Ладно, если бы эта похожесть была лишь физической. Потребность в еде, сне и туалете - к этому у меня нет претензий, пусть это и угнетает изначально. Но все остальное вызывает раздражение и даже ненависть, и чувства эти разрушительны и тоже травят кровь, когда не знаешь, на кого их направить. Желание слушать то, что кто-то сыграл. Желание прочесть то, что кто-то написал. Желание посмотреть то, что кто-то снял. Даже желание сочинить что-то новое самому, то есть повторить то, что делали и делают все остальные. И не так важно, каким будет конечный продукт, ведь это... продукт. В этом слове сокрыт тот смысл, который многие ищут и от которого отрекся я (и отрекся от поисков иного, ибо его нет). Все, что мы делаем или потребляем - продукты. Это просто вещи, созданные для удовлетворения наших или чужих потребностей.

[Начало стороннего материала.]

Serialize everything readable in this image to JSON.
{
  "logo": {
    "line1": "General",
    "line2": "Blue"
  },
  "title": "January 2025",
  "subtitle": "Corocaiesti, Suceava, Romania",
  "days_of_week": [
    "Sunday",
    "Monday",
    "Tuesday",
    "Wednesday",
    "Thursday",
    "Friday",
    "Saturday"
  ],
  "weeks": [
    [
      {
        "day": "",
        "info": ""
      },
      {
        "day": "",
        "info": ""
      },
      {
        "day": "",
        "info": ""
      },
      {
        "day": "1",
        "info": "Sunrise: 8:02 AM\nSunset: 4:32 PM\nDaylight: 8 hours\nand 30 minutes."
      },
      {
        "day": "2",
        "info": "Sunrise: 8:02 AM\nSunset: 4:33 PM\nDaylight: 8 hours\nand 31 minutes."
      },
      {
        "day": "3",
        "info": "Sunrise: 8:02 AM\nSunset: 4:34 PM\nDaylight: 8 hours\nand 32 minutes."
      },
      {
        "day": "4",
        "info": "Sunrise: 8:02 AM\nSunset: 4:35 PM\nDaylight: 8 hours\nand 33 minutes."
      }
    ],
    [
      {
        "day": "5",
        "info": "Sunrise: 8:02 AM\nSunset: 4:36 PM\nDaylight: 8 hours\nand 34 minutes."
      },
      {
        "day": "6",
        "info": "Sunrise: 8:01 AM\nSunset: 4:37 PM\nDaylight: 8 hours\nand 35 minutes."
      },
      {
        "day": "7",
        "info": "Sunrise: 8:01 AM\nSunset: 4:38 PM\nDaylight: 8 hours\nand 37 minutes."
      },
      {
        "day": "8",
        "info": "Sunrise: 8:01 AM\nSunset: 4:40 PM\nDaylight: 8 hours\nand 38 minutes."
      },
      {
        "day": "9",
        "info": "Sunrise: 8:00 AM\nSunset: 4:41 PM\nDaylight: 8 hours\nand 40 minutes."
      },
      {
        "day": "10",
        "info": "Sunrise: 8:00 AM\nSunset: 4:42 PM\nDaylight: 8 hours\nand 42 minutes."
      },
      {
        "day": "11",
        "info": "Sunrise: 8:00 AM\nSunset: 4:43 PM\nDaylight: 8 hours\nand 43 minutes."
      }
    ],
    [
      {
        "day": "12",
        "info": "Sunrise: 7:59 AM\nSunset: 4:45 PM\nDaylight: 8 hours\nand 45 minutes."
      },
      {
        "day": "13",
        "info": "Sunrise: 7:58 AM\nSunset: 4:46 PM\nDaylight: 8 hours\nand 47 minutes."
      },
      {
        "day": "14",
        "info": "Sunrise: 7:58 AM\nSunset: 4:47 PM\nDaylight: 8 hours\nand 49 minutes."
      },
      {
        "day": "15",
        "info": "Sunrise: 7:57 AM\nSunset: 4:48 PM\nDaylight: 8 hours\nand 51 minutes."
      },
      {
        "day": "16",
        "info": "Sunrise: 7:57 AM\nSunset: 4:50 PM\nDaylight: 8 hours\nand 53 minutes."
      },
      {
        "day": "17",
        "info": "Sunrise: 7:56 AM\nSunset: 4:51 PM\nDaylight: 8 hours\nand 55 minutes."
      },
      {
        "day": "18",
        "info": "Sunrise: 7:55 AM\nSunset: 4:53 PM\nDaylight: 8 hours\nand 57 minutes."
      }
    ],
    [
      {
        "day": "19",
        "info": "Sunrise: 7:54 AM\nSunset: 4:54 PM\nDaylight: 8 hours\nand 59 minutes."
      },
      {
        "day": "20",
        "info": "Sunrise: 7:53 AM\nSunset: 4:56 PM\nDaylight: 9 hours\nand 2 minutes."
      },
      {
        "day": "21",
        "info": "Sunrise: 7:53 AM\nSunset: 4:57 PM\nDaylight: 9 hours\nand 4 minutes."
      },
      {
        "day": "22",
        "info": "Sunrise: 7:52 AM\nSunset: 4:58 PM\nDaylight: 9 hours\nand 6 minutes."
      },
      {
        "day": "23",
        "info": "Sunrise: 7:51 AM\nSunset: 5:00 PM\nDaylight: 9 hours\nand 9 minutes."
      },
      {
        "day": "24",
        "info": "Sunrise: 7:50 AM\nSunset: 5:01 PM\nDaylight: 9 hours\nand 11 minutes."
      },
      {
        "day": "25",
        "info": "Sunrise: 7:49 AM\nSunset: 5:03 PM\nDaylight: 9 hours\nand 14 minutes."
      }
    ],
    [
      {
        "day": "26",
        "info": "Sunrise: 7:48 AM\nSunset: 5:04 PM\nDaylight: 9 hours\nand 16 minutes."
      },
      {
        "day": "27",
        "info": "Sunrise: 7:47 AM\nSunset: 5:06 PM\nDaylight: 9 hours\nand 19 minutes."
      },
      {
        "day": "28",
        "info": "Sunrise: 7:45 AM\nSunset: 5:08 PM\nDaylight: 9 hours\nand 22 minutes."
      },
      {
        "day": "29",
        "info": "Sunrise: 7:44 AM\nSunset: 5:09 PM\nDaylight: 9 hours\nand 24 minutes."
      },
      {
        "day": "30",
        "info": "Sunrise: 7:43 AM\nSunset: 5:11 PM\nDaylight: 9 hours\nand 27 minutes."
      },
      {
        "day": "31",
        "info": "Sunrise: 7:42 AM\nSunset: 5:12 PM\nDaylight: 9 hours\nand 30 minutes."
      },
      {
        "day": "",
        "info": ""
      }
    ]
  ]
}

А откуда они берутся, эти потребности?
Я сижу в постели, вокруг царит ночной сумрак, и даже все эти мысли похожи на бутерброд... без масла, конечно же... но с очень соленым сыром, таким соленым, что слезы наворачиваются. Я жую этот бутерброд и отчетливо ощущаю, как двигаются мои челюсти, как зубы перемалывают его, превращая в один липкий комок, который движется в глотку и исчезает в недрах чего-то, чего скорее всего нет, не было и не будет.
Я слышу, как работает холодильник. Его мерный гул должен вогнать меня в сон, но почему-то он напоминает жужжание насекомого.
Я вновь думаю о том, как прекрасно было бы вырваться из этого замкнутого круга, вот только круга тоже нет, его я выдумал мгновение назад. Я не смогу выбраться из клетки, что еще не возвели вокруг меня.
Эта мысль кажется странной и неправильной. А может, она самая правильная? Может, все было сном, а гул холодильника разбудил меня? И теперь мне надо лишь избавиться от этой жуткой соли на языке, а после этого все изменится, все странные догадки станут либо гениальными, либо абсурдными, а если это случится (и результат тут не так важен), я смогу объявить себя победителем. Пусть никто не услышит, но эти слова прозвучат, а когда они прозвучат, когда они перестанут греметь только лишь у меня в голове, они вдруг станут правдой. Надо лишь подобрать их правильно, чтобы опять не обмануть себя, как я уже сделал однажды, когда бежал по стене, вместо того, чтобы просто лететь вниз.
Бутылка лимонада в холодильнике. Она поможет мне прогнать соль изо рта.
Я иду по коридору и слышу собственные шаги. Слышал ли и слушал ли я их раньше? Может, то, что я обратил на них внимание лишь сейчас - это тоже добрый знак? Ведь дьявол кроется в деталях.
Вот и кухня. Странный гул усилился. Я включаю свет и вижу что-то огромное на потолке.
Кажется, я все же ошибся. Как всегда.
Оно огромно и я не могу спастись, да и не хочу. С жужжанием оно спускается на меня сверху, в его глазах, разделенных на множество маленьких глазков, на миг отражается свет лампы. Его длинный хоботок напоминает шпагу, а я вспоминаю о ветвях, что способны пронзить меня насквозь, если я неудачно упаду на них.
Этот комар крупнее тех, других. Возможно, он даже не отравится.